Der Finanzvorstand unterstrich, dass sich Schalke große Fortschritte bei der wirtschaftlichen Konsolidierung macht: „Wir zahlen jedes Jahr 10 oder 15 Millionen Euro Verbindlichkeiten zurück. Wir haben große Werte geschaffen. Unsere Gegner mögen uns ‚Schuldenklub‘ nennen. Aber das stimmt nicht mehr.“ 2019, so versichert Peters, ist die vor 15 Jahren bezogene Arena abbezahlt.

Heidel will den Nachwuchs enger anbinden

Sportlich hingegen gibt es Nachholbedarf. „Es fehlt ein wenig die Gesamtstrategie“, beklagte Sportvorstand Christian Heidel. Diese gilt es nun im Klub zu entwickeln. Ein Ansatz: „Wir haben vielleicht die beste Nachwuchsabteilung Deutschlands. Ich will die Knappenschmiede mit der Profiabteilung noch enger verzahnen“, kündigte Heidel an. Der ehemalige Mainzer schwärmte von der „unglaublichen Energie“ des Vereins, „doch diese gilt es zu bündeln.“

Dies will er mit einem neuen Wir-Gefühl erreichen.

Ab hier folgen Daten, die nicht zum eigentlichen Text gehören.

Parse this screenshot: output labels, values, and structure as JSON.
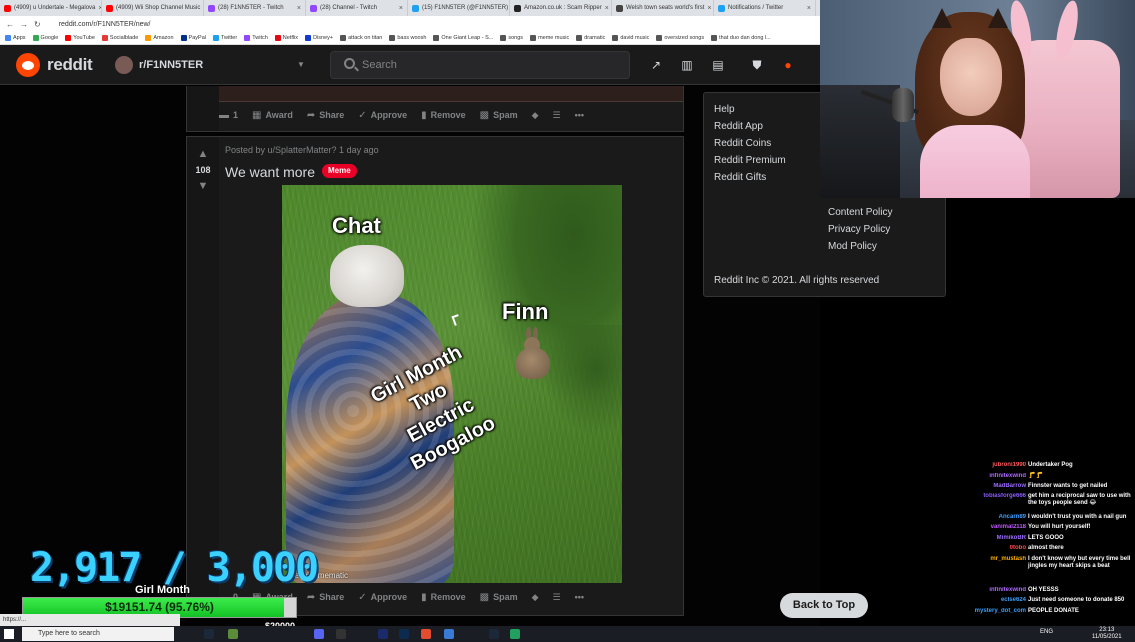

Heidel: „‘Typisch Schalke‘ muss in Zukunft für etwas anderes stehen als bisher. Wir müssen auf Siege hoffen und nicht Niederlagen erwarten. Dafür werde ich alles tun. Jetzt geht es um eins: Wir packen es gemeinsam an - und wir freuen uns tierisch darauf.“

Dieser Appell verfing bei den Mitgliedern, noch einmal erhoben sie sich von den Stühlen. Am Ende bekam der neue Manager noch mehr Applaus als alle Aufsichtsräte. Nur Willys Trompete blieb dieses Mal stumm.